Effects of NAQ on ICSS before, during and after chronic morphine treatment. NAQ doses (or vehicle) were administered during treatment with repeated vehicle (a,b), repeated 3.2 mg/kg/day morphine (c,d), repeated 18 mg/kg/day morphine (e,f), or beginning two weeks after termination of morphine treatment (g,h). Left panels show full frequency-rate curves. Left abscissae: frequency of electrical brain stimulation in hertz (log scale). Left ordinates: ICSS rate expressed as percent maximum control rate (%MCR). Filled symbols indicate frequencies at which ICSS rates after NAQ were different than those observed after vehicle, as determined by the Holm-Sidak post-hoc test following a significant two-way ANOVA. Summary data in the right panels show the total number of stimulations per test component expressed as a percentage of total pre-drug baseline control stimulations.
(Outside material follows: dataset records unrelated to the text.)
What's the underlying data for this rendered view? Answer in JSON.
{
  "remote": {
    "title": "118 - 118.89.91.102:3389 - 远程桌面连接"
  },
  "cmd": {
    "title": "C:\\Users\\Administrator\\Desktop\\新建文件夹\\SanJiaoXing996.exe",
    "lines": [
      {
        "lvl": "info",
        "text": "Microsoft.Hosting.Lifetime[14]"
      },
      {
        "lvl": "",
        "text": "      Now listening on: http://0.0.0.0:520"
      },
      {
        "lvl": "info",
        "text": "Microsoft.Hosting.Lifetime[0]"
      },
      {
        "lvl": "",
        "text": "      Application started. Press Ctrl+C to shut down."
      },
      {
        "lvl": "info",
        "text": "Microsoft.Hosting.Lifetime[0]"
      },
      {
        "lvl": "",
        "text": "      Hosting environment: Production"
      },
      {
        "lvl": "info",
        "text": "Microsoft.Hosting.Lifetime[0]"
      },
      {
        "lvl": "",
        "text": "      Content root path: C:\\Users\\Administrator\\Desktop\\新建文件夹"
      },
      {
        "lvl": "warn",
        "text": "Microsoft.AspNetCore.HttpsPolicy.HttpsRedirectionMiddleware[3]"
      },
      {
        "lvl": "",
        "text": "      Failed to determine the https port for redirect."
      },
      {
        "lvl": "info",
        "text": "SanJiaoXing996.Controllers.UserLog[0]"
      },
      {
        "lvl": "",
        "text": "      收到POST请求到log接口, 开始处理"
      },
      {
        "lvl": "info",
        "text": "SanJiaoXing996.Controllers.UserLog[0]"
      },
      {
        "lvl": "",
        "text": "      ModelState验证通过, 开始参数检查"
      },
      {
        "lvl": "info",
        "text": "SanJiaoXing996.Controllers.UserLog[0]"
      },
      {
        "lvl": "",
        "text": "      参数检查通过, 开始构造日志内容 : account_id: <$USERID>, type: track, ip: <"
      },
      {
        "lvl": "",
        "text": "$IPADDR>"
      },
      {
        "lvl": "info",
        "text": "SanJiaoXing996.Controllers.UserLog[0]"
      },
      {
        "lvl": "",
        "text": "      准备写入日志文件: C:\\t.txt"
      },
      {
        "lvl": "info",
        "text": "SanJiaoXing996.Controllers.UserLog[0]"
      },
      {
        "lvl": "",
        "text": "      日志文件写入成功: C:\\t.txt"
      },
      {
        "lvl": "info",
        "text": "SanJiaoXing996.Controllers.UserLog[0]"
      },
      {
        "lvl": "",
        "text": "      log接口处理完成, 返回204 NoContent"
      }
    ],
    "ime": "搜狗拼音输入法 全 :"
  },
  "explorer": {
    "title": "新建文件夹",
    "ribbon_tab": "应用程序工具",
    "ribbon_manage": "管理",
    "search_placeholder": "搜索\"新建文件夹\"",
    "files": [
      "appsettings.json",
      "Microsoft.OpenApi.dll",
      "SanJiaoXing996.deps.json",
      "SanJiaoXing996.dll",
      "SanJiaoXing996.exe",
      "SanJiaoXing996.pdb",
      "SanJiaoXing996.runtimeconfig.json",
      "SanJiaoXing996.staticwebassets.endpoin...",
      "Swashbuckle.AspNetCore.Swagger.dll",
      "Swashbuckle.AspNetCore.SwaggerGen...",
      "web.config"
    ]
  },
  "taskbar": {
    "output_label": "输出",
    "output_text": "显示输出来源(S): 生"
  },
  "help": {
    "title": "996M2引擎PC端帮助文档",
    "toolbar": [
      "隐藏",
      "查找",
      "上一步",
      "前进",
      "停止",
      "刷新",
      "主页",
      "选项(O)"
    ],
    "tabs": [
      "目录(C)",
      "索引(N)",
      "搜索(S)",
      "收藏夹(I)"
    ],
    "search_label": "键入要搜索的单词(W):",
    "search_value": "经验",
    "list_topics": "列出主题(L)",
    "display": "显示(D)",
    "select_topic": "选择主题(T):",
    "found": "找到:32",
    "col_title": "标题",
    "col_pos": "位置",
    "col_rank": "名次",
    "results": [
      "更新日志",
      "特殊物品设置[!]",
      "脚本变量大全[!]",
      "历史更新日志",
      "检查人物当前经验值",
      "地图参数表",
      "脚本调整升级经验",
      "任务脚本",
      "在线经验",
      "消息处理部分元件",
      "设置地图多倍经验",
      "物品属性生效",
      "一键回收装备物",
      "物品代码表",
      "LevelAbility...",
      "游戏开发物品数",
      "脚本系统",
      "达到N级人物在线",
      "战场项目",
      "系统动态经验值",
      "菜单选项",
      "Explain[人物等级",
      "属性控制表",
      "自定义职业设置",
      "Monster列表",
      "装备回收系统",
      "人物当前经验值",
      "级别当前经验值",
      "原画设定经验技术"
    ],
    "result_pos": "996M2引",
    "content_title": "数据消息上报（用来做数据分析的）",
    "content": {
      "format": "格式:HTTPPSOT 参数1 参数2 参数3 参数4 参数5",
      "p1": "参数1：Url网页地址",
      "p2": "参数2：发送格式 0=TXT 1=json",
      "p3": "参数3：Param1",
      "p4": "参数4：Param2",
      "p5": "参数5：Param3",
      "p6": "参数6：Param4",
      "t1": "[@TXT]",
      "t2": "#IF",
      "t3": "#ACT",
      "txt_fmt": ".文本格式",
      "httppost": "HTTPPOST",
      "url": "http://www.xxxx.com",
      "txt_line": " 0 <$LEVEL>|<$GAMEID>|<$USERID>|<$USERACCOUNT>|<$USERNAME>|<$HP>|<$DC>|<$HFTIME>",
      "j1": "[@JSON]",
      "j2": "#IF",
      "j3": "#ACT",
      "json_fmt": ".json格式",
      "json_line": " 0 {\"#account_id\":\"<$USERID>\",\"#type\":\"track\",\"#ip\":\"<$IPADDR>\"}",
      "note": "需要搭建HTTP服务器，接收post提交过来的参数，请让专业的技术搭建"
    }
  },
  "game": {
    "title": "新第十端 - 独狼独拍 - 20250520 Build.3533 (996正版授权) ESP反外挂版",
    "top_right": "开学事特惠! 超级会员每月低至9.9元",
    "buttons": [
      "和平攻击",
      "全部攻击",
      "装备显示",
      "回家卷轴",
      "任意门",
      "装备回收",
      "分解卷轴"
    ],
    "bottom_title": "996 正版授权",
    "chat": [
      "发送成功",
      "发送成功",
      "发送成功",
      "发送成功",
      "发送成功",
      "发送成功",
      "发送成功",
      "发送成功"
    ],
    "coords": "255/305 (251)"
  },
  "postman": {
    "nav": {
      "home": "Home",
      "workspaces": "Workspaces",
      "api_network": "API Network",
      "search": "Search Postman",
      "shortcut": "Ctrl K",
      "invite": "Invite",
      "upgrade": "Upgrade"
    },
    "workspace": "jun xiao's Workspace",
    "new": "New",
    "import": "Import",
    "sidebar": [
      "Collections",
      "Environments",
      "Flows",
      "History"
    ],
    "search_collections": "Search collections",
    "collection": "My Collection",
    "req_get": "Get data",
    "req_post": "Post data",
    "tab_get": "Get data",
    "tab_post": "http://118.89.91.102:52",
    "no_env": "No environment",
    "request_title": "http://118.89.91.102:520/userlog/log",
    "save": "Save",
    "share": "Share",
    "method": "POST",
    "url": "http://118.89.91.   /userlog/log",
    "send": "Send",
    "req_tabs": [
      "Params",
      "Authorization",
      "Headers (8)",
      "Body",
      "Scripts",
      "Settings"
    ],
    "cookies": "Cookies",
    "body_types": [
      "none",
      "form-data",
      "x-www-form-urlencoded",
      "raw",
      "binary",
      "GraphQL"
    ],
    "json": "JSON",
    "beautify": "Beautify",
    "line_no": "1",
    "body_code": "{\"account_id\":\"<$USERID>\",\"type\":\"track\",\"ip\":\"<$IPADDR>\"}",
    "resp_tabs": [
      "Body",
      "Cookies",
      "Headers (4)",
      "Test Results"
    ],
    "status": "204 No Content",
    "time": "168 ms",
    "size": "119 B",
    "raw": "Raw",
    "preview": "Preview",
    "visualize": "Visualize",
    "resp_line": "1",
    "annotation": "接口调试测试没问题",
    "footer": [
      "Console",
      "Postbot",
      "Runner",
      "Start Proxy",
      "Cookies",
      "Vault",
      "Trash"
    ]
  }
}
Abscissae: dose of NAQ in mg/kg. Ordinates: percent control stimulations per test component. Upward and/or downward arrows indicate the presence and direction of significant differences from vehicle as determined by analyses of frequency-rate data in the left panel, such that upward arrows indicate significant facilitation of ICSS at ≥1 frequency, and downward arrows indicate significant depression of ICSS at ≥1 frequency of the frequency-rate curve. All points show mean ± SEM for 6 rats (panels a-d) or 5 rats (panels e-h).

Figure 3

Naltrexone antagonism of NAQ effects during chronic treatment with 3.2 mg/kg/day morphine. All points show mean ± SEM for 6 rats. For description of axes and symbols, please refer to figures 1 and 2. Filled points indicate significantly different from “Vehicle.” Asterisks indicate significantly different from “0.1 NLTX + 1.0 NAQ”.

Figure 4

Effects of nalbuphine (1.0 mg/kg) and naltrexone (0.1 mg/kg) on ICSS before and during chronic morphine treatment. All points show mean ± SEM for 6 rats (panels a-d) or 5 rats (panels e,f). For description of axes and symbols, please refer to figures 1 and 2. Filled points indicate significantly different from “Vehicle.” Asterisks indicate significantly different from “0.1 NLTX + 1.0 nalbuphine”.